This talk will examine if the expansion in the material conditions and subjective experience of culture in public spaces can be conceptualized as ‘ambient participation’. Ambient participation refers to the participatory potential of public space, it has wider social implications which could be elaborated through a politics of culture and more specifically in this instance, the politics of cultural difference. The term ambience has been employed, descriptively, by media scholars to communicate how the designed interfaces of twenty-first century urbanism – ubiquitous media technologies, imperceptibly embedded into the physical environment (McCullough 2013; Papastergiadis et al 2016) – impact on subjective experience. Ambient conditions create new forms of embodiment, and alter the feedback between modes of awareness, information and environment. Ambience can also be used to map this terrain of urban infrastructure – ‘digital cameras and iPhones, and urban informatics such as CCTV networks and eTags’. Of interest here is not only the subjective effects of these embedded technologies, but how they function as a layered, complex, and relational field of data (McQuire 2016; Jaaniste 2010; Arnold and Levit 2010). 

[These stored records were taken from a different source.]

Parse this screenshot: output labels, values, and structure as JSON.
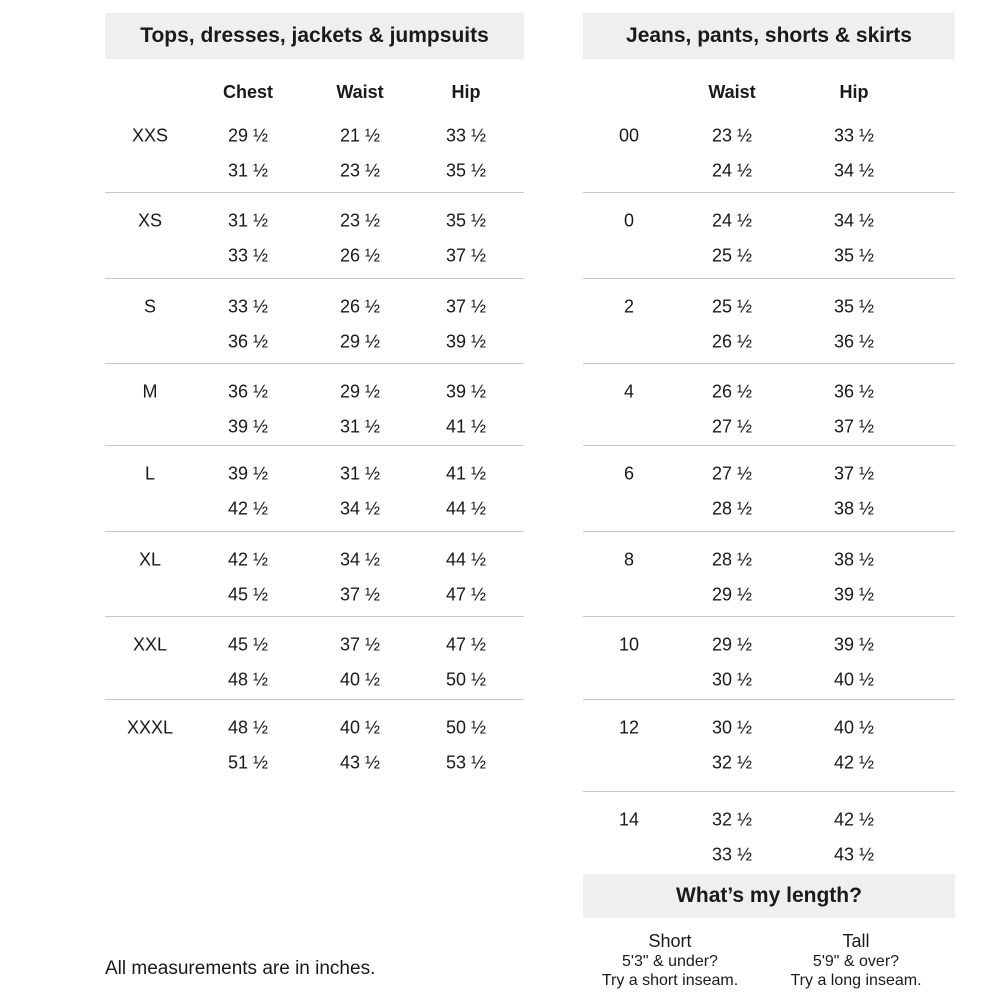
{
  "tops": {
    "title": "Tops, dresses, jackets & jumpsuits",
    "headers": [
      "Chest",
      "Waist",
      "Hip"
    ],
    "rows": [
      {
        "size": "XXS",
        "chest": [
          "29 ½",
          "31 ½"
        ],
        "waist": [
          "21 ½",
          "23 ½"
        ],
        "hip": [
          "33 ½",
          "35 ½"
        ]
      },
      {
        "size": "XS",
        "chest": [
          "31 ½",
          "33 ½"
        ],
        "waist": [
          "23 ½",
          "26 ½"
        ],
        "hip": [
          "35 ½",
          "37 ½"
        ]
      },
      {
        "size": "S",
        "chest": [
          "33 ½",
          "36 ½"
        ],
        "waist": [
          "26 ½",
          "29 ½"
        ],
        "hip": [
          "37 ½",
          "39 ½"
        ]
      },
      {
        "size": "M",
        "chest": [
          "36 ½",
          "39 ½"
        ],
        "waist": [
          "29 ½",
          "31 ½"
        ],
        "hip": [
          "39 ½",
          "41 ½"
        ]
      },
      {
        "size": "L",
        "chest": [
          "39 ½",
          "42 ½"
        ],
        "waist": [
          "31 ½",
          "34 ½"
        ],
        "hip": [
          "41 ½",
          "44 ½"
        ]
      },
      {
        "size": "XL",
        "chest": [
          "42 ½",
          "45 ½"
        ],
        "waist": [
          "34 ½",
          "37 ½"
        ],
        "hip": [
          "44 ½",
          "47 ½"
        ]
      },
      {
        "size": "XXL",
        "chest": [
          "45 ½",
          "48 ½"
        ],
        "waist": [
          "37 ½",
          "40 ½"
        ],
        "hip": [
          "47 ½",
          "50 ½"
        ]
      },
      {
        "size": "XXXL",
        "chest": [
          "48 ½",
          "51 ½"
        ],
        "waist": [
          "40 ½",
          "43 ½"
        ],
        "hip": [
          "50 ½",
          "53 ½"
        ]
      }
    ]
  },
  "bottoms": {
    "title": "Jeans, pants, shorts & skirts",
    "headers": [
      "Waist",
      "Hip"
    ],
    "rows": [
      {
        "size": "00",
        "waist": [
          "23 ½",
          "24 ½"
        ],
        "hip": [
          "33 ½",
          "34 ½"
        ]
      },
      {
        "size": "0",
        "waist": [
          "24 ½",
          "25 ½"
        ],
        "hip": [
          "34 ½",
          "35 ½"
        ]
      },
      {
        "size": "2",
        "waist": [
          "25 ½",
          "26 ½"
        ],
        "hip": [
          "35 ½",
          "36 ½"
        ]
      },
      {
        "size": "4",
        "waist": [
          "26 ½",
          "27 ½"
        ],
        "hip": [
          "36 ½",
          "37 ½"
        ]
      },
      {
        "size": "6",
        "waist": [
          "27 ½",
          "28 ½"
        ],
        "hip": [
          "37 ½",
          "38 ½"
        ]
      },
      {
        "size": "8",
        "waist": [
          "28 ½",
          "29 ½"
        ],
        "hip": [
          "38 ½",
          "39 ½"
        ]
      },
      {
        "size": "10",
        "waist": [
          "29 ½",
          "30 ½"
        ],
        "hip": [
          "39 ½",
          "40 ½"
        ]
      },
      {
        "size": "12",
        "waist": [
          "30 ½",
          "32 ½"
        ],
        "hip": [
          "40 ½",
          "42 ½"
        ]
      },
      {
        "size": "14",
        "waist": [
          "32 ½",
          "33 ½"
        ],
        "hip": [
          "42 ½",
          "43 ½"
        ]
      }
    ]
  },
  "length": {
    "title": "What’s my length?",
    "short": {
      "label": "Short",
      "line1": "5'3\" & under?",
      "line2": "Try a short inseam."
    },
    "tall": {
      "label": "Tall",
      "line1": "5'9\" & over?",
      "line2": "Try a long inseam."
    }
  },
  "footnote": "All measurements are in inches.",
  "colors": {
    "title_bar": "#efefef",
    "divider": "#c8c8c8",
    "text": "#1a1a1a"
  }
}
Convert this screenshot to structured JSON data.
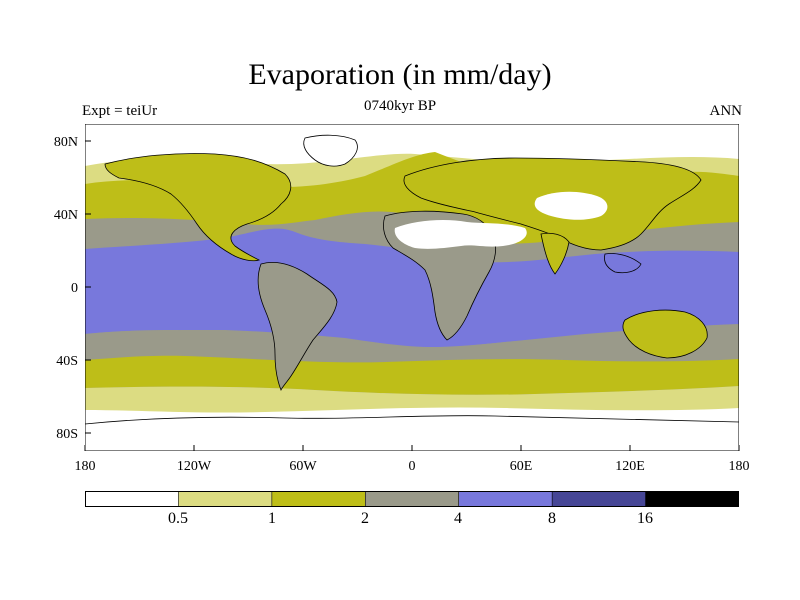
{
  "title": "Evaporation (in mm/day)",
  "subtitle": "0740kyr BP",
  "left_label": "Expt = teiUr",
  "right_label": "ANN",
  "axes": {
    "y_ticks": [
      "80N",
      "40N",
      "0",
      "40S",
      "80S"
    ],
    "x_ticks": [
      "180",
      "120W",
      "60W",
      "0",
      "60E",
      "120E",
      "180"
    ]
  },
  "colorbar": {
    "colors": [
      "#ffffff",
      "#dcdc82",
      "#bebe18",
      "#9a9a8a",
      "#7878dc",
      "#464696",
      "#000000"
    ],
    "labels": [
      "0.5",
      "1",
      "2",
      "4",
      "8",
      "16"
    ]
  }
}
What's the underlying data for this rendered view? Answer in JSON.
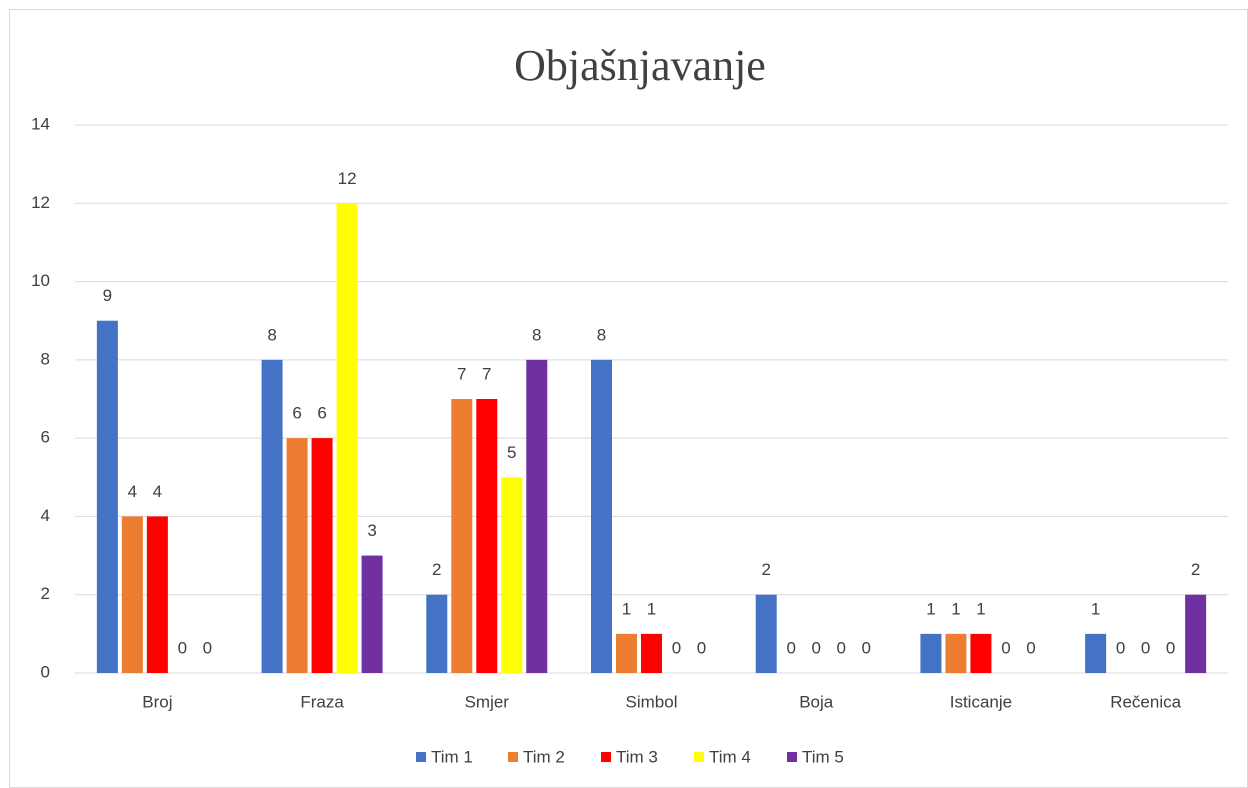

Nikos Papastergiadis is the Director of the Research Unit in Public Cultures, based at The University of Melbourne. He is a Professor in the School of Culture and Communication at The University of Melbourne and founder - with Scott McQuire - of the Spatial Aesthetics research cluster. He is Chief Investigator on the ARC Discovery Project ‘Precincts and cultural participation in networked public space'. Prior to joining the School of Culture and Communication, he was Deputy Director of the Australia Centre at the University of Melbourne, Head of the Centre for Ideas at the Victorian College of Arts, and lecturer in Sociology and recipient of the Simon Fellowship at the University of Manchester. He has been both co-editor and author of journal Third Text and his publications include Modernity as Exile (Manchester University Press 1993), Dialogues in the Diaspora (Rivers Oram 1998), The Turbulence of Migration (Polity Press 2000), Metaphor and Tension (Artspace 2004) Spatial Aesthetics: Art Place and the Everyday (Rivers Oram 2006), Cosmopolitanism and Culture (Polity Press 2012), Ambient Perspectives (2013) and Ambient Screens (2016).

Part one of the three-part Aesthetics and Cosmopolis Series.